The omnipresent train offers the girls their first brush with the excitement and confusion of adolescence. A mysterious boy throws notes to one of the girls each time he barrels past them on his train ride. The mystery and allure of this situation lead them to envision him as a prince charming. However, they are sorely disappointed when the two finally meet face to face and the interaction is awkward and stilted.
Director Lynne Sachs utilizes a mixed-medium filmmaking technique in which documentary footage of Argentinean riots and protests is unexpectedly interspersed within the larger fictitious framework of the film. It seems as if these interjections of real footage into the film mirror the obtrusion of reality into the girl’s sheltered fantasy world. The disorienting effect of this editing drapes a homogenous haze over the film, blending fantasy into reality and vice versa. This exchange culminates in the cathartic final moments when the walls between the harsh, urban adult world and the girls’ kingdom of childhood innocence crumble and the screen is flooded with a rush of excitement and confusion about the adolescent limbo between child- and adulthood. Con Viento en Pelo ends with the images of the rumbling train and the girls’ outdoor safe haven becoming one as they fade into abstraction.

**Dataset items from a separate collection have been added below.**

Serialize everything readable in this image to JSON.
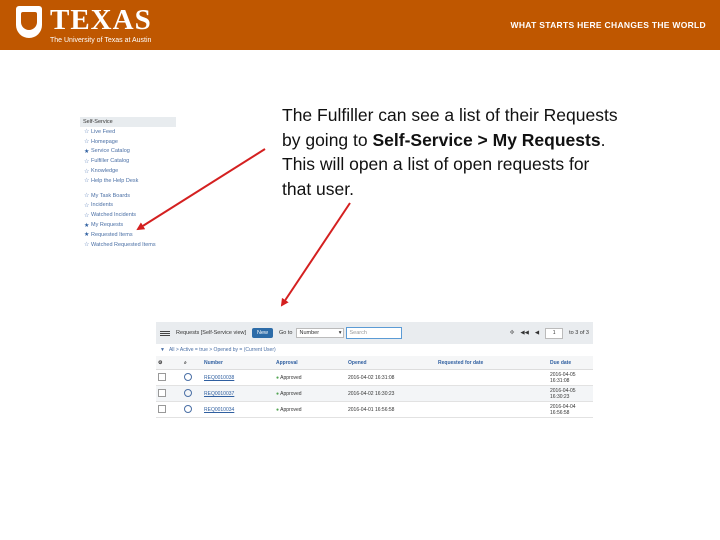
{
  "header": {
    "logo_word": "TEXAS",
    "logo_sub": "The University of Texas at Austin",
    "tagline": "WHAT STARTS HERE CHANGES THE WORLD",
    "brand_color": "#bf5700"
  },
  "nav": {
    "title": "Self-Service",
    "items_top": [
      {
        "label": "Live Feed",
        "icon": "star-outline-icon"
      },
      {
        "label": "Homepage",
        "icon": "star-outline-icon"
      },
      {
        "label": "Service Catalog",
        "icon": "star-filled-icon"
      },
      {
        "label": "Fulfiller Catalog",
        "icon": "star-outline-icon"
      },
      {
        "label": "Knowledge",
        "icon": "star-outline-icon"
      },
      {
        "label": "Help the Help Desk",
        "icon": "star-outline-icon"
      }
    ],
    "items_bottom": [
      {
        "label": "My Task Boards",
        "icon": "star-outline-icon"
      },
      {
        "label": "Incidents",
        "icon": "star-outline-icon"
      },
      {
        "label": "Watched Incidents",
        "icon": "star-outline-icon"
      },
      {
        "label": "My Requests",
        "icon": "star-filled-icon"
      },
      {
        "label": "Requested Items",
        "icon": "star-filled-icon"
      },
      {
        "label": "Watched Requested Items",
        "icon": "star-outline-icon"
      }
    ]
  },
  "description": {
    "part1": "The Fulfiller can see a list of their Requests by going to ",
    "bold1": "Self-Service > My Requests",
    "part2": ". This will open a list of open requests for that user."
  },
  "list": {
    "title": "Requests [Self-Service view]",
    "new_label": "New",
    "goto_label": "Go to",
    "goto_field": "Number",
    "search_placeholder": "Search",
    "page_value": "1",
    "page_total": "to 3 of 3",
    "breadcrumb": "All > Active = true > Opened by = (Current User)",
    "columns": [
      "Number",
      "Approval",
      "Opened",
      "Requested for date",
      "Due date"
    ],
    "rows": [
      {
        "number": "REQ0010038",
        "approval": "Approved",
        "opened": "2016-04-02 16:31:08",
        "requested_for": "",
        "due": "2016-04-05 16:31:08"
      },
      {
        "number": "REQ0010037",
        "approval": "Approved",
        "opened": "2016-04-02 16:30:23",
        "requested_for": "",
        "due": "2016-04-05 16:30:23"
      },
      {
        "number": "REQ0010034",
        "approval": "Approved",
        "opened": "2016-04-01 16:56:58",
        "requested_for": "",
        "due": "2016-04-04 16:56:58"
      }
    ]
  }
}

In slightly over forty minutes, Sachs is able to encapsulate not the events of childhood, but rather the sensations and feelings. All the while, the tensions and concerns of the adult world quietly smolder in the background, offering a constant reminder of the limited longevity of childish innocence. The film is often disorienting and confusing, but couldn’t the same be said about the transition from childhood to adulthood? Con Viento en Pelo is an experience intended to be felt rather than understood.